After handing over a “firehose” of user data earlier this month, Twitter has reportedly given Elon Musk even more.
Insider reports that Musk’s legal team sent a letter to Twitter’s board last week, claiming that the data received so far was “not adequate.” Sources told the outlet that Musk was “unhappy” with the data received because his team was unable to perform their own tests to determine the percentage of spam and fake accounts.
The new data reportedly includes real-time API information, which Musk’s team says will allow them to conduct their own analysis, according to Insider.
A Twitter spokesperson declined to comment directly on the report, but reiterated its previous statement that the social media giant “has and will continue to cooperatively share information with Mr. Musk to consummate the transaction in accordance with the terms of the merger agreement.”
Representatives for Musk did not immediately return FOX Business’ request for comment.
Musk, who entered into a $44 billion agreement in April to acquire Twitter and take the company private at $54.20 per share, has disputed the company’s internal estimate that spam and fake accounts make up less than 5% of the platform’s users.
Musk threatened to walk away from the deal earlier this month, claiming that the company breached its obligations under the merger agreement by “actively resisting and thwarting” his right to information on the spam and fake account data.
The billionaire said during the Qatar Economic Forum on Tuesday that a resolution to the dispute is “a very significant matter” and one of three hurdles currently preventing the deal from closing. The other two hurdles include shareholder approval and ensuring debt financing for the deal comes together.

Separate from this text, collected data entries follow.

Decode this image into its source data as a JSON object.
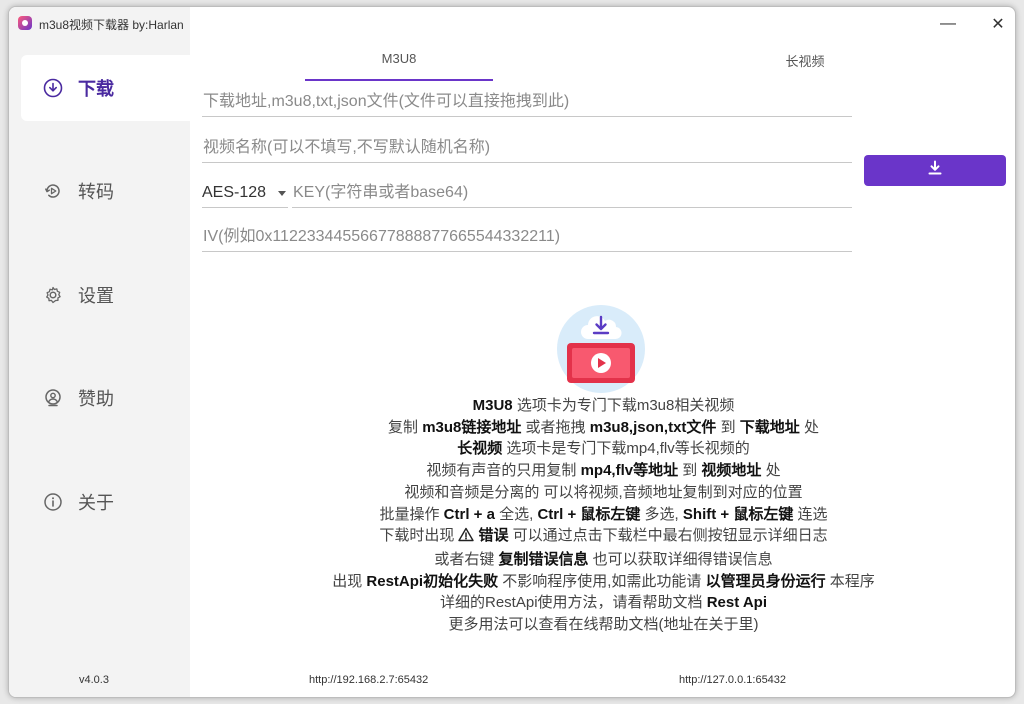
{
  "app": {
    "title": "m3u8视频下载器 by:Harlan",
    "version": "v4.0.3"
  },
  "window_controls": {
    "minimize": "—",
    "close": "✕"
  },
  "sidebar": {
    "items": [
      {
        "label": "下载",
        "icon": "download-icon",
        "active": true
      },
      {
        "label": "转码",
        "icon": "convert-icon",
        "active": false
      },
      {
        "label": "设置",
        "icon": "gear-icon",
        "active": false
      },
      {
        "label": "赞助",
        "icon": "sponsor-icon",
        "active": false
      },
      {
        "label": "关于",
        "icon": "info-icon",
        "active": false
      }
    ]
  },
  "tabs": [
    {
      "label": "M3U8",
      "active": true
    },
    {
      "label": "长视频",
      "active": false
    }
  ],
  "form": {
    "url_placeholder": "下载地址,m3u8,txt,json文件(文件可以直接拖拽到此)",
    "name_placeholder": "视频名称(可以不填写,不写默认随机名称)",
    "encryption_selected": "AES-128",
    "key_placeholder": "KEY(字符串或者base64)",
    "iv_placeholder": "IV(例如0x11223344556677888877665544332211)",
    "download_button_icon": "download-icon"
  },
  "help": {
    "l1": {
      "a": "M3U8",
      "b": " 选项卡为专门下载m3u8相关视频"
    },
    "l2": {
      "a": "复制 ",
      "b": "m3u8链接地址",
      "c": " 或者拖拽 ",
      "d": "m3u8,json,txt文件",
      "e": " 到 ",
      "f": "下载地址",
      "g": " 处"
    },
    "l3": {
      "a": "长视频",
      "b": " 选项卡是专门下载mp4,flv等长视频的"
    },
    "l4": {
      "a": "视频有声音的只用复制 ",
      "b": "mp4,flv等地址",
      "c": " 到 ",
      "d": "视频地址",
      "e": " 处"
    },
    "l5": "视频和音频是分离的 可以将视频,音频地址复制到对应的位置",
    "l6": {
      "a": "批量操作 ",
      "b": "Ctrl + a",
      "c": " 全选, ",
      "d": "Ctrl + 鼠标左键",
      "e": " 多选, ",
      "f": "Shift + 鼠标左键",
      "g": " 连选"
    },
    "l7": {
      "a": "下载时出现 ",
      "icon": "warning-icon",
      "b": "错误",
      "c": " 可以通过点击下载栏中最右侧按钮显示详细日志"
    },
    "l8": {
      "a": "或者右键 ",
      "b": "复制错误信息",
      "c": " 也可以获取详细得错误信息"
    },
    "l9": {
      "a": "出现 ",
      "b": "RestApi初始化失败",
      "c": " 不影响程序使用,如需此功能请 ",
      "d": "以管理员身份运行",
      "e": " 本程序"
    },
    "l10": {
      "a": "详细的RestApi使用方法，请看帮助文档 ",
      "b": "Rest Api"
    },
    "l11": "更多用法可以查看在线帮助文档(地址在关于里)"
  },
  "footer": {
    "lan_url": "http://192.168.2.7:65432",
    "local_url": "http://127.0.0.1:65432"
  },
  "colors": {
    "accent": "#6a35c9",
    "sidebar_bg": "#f3f3f3"
  }
}
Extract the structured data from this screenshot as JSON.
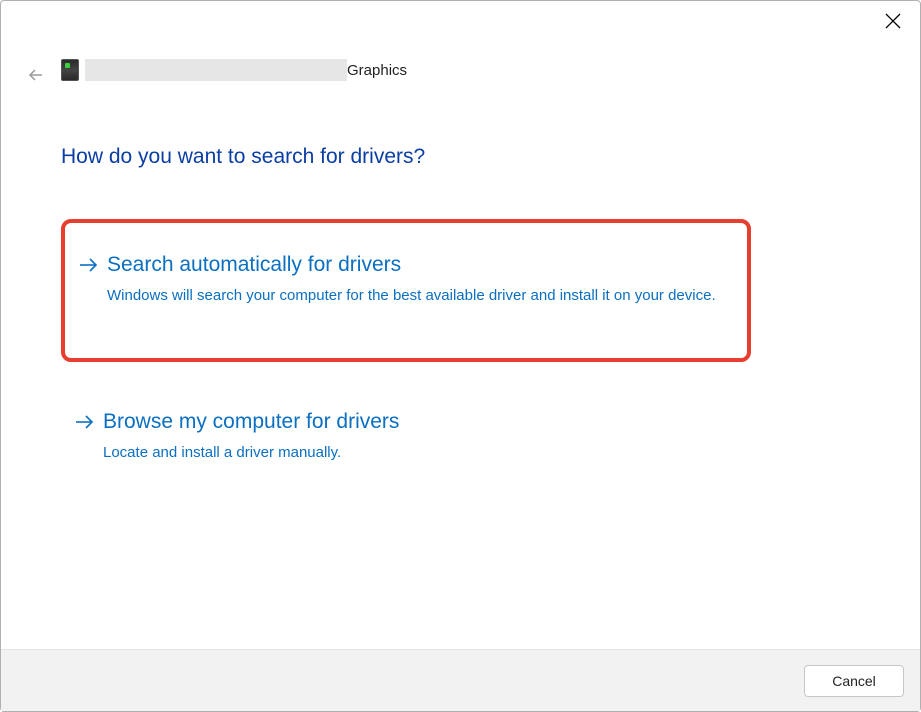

Musk has pledged $33.5 billion in equity financing and has received commitments from Morgan Stanley Senior Funding Inc. and other financial institutions for up to $13 billion in debt financing.
Though Musk has previously expressed a willingness to renegotiate the deal for a lower price proportionate to the total percentage of spam and fake accounts, Twitter has said it believes the current agreement is in the best interest of its shareholders.
“We intend to close the transaction and enforce the merger agreement at the agreed price and terms,” the company added.